The novel coronavirus disease (COVID-19) marks the year 2020 with one of the biggest public health crises of all time. Caused by the SARS-CoV-2, it has continuously crossed intercontinental borders frighteningly, infecting millions of people worldwide. Its negative impacts resulted in crippling economic losses that broadened inequalities among humans, significant loss of human lives, and major shifts in human well-being, habits, and lifestyles.
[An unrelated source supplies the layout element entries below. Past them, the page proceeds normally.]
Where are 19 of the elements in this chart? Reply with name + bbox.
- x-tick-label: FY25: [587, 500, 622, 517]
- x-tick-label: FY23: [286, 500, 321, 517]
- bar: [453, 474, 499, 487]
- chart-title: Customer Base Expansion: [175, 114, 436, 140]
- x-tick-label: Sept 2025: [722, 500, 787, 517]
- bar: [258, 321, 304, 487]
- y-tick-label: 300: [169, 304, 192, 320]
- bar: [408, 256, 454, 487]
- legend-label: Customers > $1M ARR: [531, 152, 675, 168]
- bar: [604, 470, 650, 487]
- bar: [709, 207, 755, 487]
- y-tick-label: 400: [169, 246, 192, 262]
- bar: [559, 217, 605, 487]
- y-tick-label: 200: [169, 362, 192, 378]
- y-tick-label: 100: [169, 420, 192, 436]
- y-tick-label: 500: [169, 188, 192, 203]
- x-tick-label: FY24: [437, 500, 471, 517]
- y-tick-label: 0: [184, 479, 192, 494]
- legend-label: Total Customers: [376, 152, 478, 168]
As the Philippines struggled with the rising number of COVID-19 cases, the government hastily announced a "community quarantine" in its national capital. Later, it placed the whole island of Luzon under lockdown. The sudden freeze in the academic semester caused a major disruption among the university constituents: the faculty members in the country's premier graduate school for environmental planning, the University of the Philippines School of Urban and Regional Planning. A study on the faculty and lecturer's capability for distance learning was conducted to understand how to navigate the remaining academic term while adhering to safety and health protocols. The study looked into various concerns on distance learning capability in terms of access to virtual learning tools, technology, and technology-mediated skills and the multiple roles and expectations that the faculty play in the home and work environment. Drawing from the survey and subsequent discussions, the fragility of the state of work-life-study balance is examined to better support the shift towards remote learning.